API search metamodel


#1

Hi,

I’ve got a few questions regarding some API endpoints listed here: http://docs.icgc.org/portal/api-endpoints/
The most interesting one is about search-queries syntax for the '/api/v1/download/submit’’ endpoint.
There’s an example in docs:

'$ http ‘https://dcc.icgc.org/api/v1/download/submit’ ‘filters=={“donor”:{“primarySite”:{“is”:[“Brain”]}}}’ ‘info==[{“key”:“ssm”,“value”:“TSV”}]’’

So the questions are:

  1. What is the full list of top-level (‘donor’ here) and second-level (‘primarySite’ here) attributes for search?
  2. Which operators are available apart form ‘is’?
  3. And generally speaking: is there available some metamodel containing all of the variations (keys and values, probably in the hierarchical form) which can be used for performing the search via this endpoint?
    And also: what about ‘info’ part of the query? I assume it has ‘key-value’ format, but where can be found the list of available keys (and values for them)?

Thanks.


#2

Hi Dmytro,

To attempt to answer your questions in one go:

We unfortunately do not have a meta-model or schema in a easily consumable form such as JSONSchema.

The JSON filters that you see in the query we refer to as JQL. JQL is just a JS friendly abstraction on top of the Portal Query Language (PQL). Every JQL filter passed to the search API is converted into a PQL query by our backend. https://github.com/icgc-dcc/dcc-portal/blob/develop/dcc-portal-pql/PQL.md

The package responsible for this is: https://github.com/icgc-dcc/dcc-portal/tree/develop/dcc-portal-server/src/main/java/org/icgc/dcc/portal/server/pql/convert

This subpackage contains the “model” for JQL as described in code: https://github.com/icgc-dcc/dcc-portal/tree/develop/dcc-portal-server/src/main/java/org/icgc/dcc/portal/server/pql/convert/model

For example you can see the possible operations here: https://github.com/icgc-dcc/dcc-portal/blob/develop/dcc-portal-server/src/main/java/org/icgc/dcc/portal/server/pql/convert/model/Operation.java#L34-L49

Since JQL is just an abstraction that sits on top of PQL, the PQL engine is responsible for defining the entity fields that are allowed to be searched on.

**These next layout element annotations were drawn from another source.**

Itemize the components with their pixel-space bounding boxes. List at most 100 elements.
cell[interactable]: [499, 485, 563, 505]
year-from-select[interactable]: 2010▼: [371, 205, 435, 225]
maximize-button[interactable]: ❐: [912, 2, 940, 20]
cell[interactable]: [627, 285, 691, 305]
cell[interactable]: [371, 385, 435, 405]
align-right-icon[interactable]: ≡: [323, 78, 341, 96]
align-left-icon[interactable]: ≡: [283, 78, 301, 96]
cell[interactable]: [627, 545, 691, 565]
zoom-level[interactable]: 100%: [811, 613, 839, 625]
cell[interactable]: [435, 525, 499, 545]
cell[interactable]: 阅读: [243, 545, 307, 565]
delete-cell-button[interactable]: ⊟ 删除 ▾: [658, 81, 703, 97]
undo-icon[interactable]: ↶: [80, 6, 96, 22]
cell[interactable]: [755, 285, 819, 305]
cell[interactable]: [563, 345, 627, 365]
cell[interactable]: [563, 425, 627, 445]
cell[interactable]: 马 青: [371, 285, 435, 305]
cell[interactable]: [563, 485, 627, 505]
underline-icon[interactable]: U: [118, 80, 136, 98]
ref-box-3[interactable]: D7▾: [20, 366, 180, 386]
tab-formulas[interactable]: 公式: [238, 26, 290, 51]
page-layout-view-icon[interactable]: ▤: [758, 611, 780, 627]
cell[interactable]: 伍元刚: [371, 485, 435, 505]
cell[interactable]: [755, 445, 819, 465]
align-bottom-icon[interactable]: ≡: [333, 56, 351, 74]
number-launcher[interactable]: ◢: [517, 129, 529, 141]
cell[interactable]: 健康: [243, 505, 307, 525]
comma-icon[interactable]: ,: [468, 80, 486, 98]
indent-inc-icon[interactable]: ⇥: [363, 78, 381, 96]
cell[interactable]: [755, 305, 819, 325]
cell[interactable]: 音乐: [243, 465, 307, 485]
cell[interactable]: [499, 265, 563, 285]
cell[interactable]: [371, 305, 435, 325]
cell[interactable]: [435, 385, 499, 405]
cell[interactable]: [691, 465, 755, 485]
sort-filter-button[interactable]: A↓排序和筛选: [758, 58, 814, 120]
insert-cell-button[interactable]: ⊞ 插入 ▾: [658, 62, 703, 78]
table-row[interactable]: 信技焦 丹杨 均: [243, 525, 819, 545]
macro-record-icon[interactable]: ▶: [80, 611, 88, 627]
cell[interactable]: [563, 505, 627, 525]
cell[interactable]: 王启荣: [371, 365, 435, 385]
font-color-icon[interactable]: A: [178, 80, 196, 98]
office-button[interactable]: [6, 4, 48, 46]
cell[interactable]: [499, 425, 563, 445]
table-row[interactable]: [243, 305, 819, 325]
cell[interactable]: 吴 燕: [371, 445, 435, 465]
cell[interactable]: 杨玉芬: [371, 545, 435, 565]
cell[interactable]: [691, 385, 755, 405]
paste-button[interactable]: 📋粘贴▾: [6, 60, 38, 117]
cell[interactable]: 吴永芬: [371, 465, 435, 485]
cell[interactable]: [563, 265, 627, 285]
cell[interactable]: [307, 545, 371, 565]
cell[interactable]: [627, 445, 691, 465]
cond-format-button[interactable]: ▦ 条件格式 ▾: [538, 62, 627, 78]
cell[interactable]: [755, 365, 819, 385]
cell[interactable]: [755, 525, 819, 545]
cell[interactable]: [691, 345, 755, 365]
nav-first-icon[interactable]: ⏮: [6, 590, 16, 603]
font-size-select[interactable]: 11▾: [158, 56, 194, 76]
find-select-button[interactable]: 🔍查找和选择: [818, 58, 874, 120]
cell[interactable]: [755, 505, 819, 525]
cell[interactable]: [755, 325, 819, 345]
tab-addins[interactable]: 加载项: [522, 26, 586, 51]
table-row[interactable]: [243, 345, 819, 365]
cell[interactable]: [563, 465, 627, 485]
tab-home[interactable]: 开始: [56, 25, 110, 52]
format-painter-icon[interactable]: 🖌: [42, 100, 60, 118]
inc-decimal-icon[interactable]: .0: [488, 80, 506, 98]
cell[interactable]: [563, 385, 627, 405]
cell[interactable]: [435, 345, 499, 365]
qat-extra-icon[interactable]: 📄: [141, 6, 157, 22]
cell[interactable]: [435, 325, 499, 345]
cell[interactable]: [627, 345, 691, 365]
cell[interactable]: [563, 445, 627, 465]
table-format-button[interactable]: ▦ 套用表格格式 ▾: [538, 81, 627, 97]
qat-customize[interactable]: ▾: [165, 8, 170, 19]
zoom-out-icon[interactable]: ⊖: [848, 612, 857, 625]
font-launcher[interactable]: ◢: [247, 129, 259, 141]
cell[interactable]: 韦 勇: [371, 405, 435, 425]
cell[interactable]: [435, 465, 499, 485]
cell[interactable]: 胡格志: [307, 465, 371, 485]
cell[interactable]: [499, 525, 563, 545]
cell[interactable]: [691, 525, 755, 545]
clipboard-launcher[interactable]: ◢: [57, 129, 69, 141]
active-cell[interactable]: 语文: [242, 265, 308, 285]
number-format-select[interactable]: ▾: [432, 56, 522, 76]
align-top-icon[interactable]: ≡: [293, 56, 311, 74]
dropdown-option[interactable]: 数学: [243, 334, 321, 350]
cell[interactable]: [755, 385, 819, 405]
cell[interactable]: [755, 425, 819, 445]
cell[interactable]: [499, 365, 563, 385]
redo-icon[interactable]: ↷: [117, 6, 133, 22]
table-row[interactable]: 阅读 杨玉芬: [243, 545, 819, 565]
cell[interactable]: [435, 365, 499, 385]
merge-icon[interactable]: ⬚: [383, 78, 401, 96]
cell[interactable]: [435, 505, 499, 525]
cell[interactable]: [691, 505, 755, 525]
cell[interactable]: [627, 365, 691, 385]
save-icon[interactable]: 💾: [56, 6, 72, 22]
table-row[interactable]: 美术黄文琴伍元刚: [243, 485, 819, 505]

Each searchable entity has a TypeModel within PQL that describes the searchable fields and how to map from friendly field aliases to raw elasticsearch fields. You can see those here: https://github.com/icgc-dcc/dcc-portal/tree/develop/dcc-portal-pql/src/main/java/org/dcc/portal/pql/meta

To Summarize
The meta-model for JQL is in the server/pql/convert package and the model itself is described in the pql/meta package. We hope to one day expose an endpoint that would allow power users to directly query the portal with PQL allowing for much more powerful and general queries.

Let me know if failed to clarify anything.


#3

Hi Dusan,

Sounds good, thanks!

So maybe there’s a Java API for performing search over ICGC data instead of calling REST API? :slight_smile:


#4

At the moment there is nothing published by us but I know others have written their own for interacting with our REST API.

I think last time I searched github I saw Javascript and Python libraries publicly available and from our logs we know people are using these languages in addition to some others like R to directly query our data.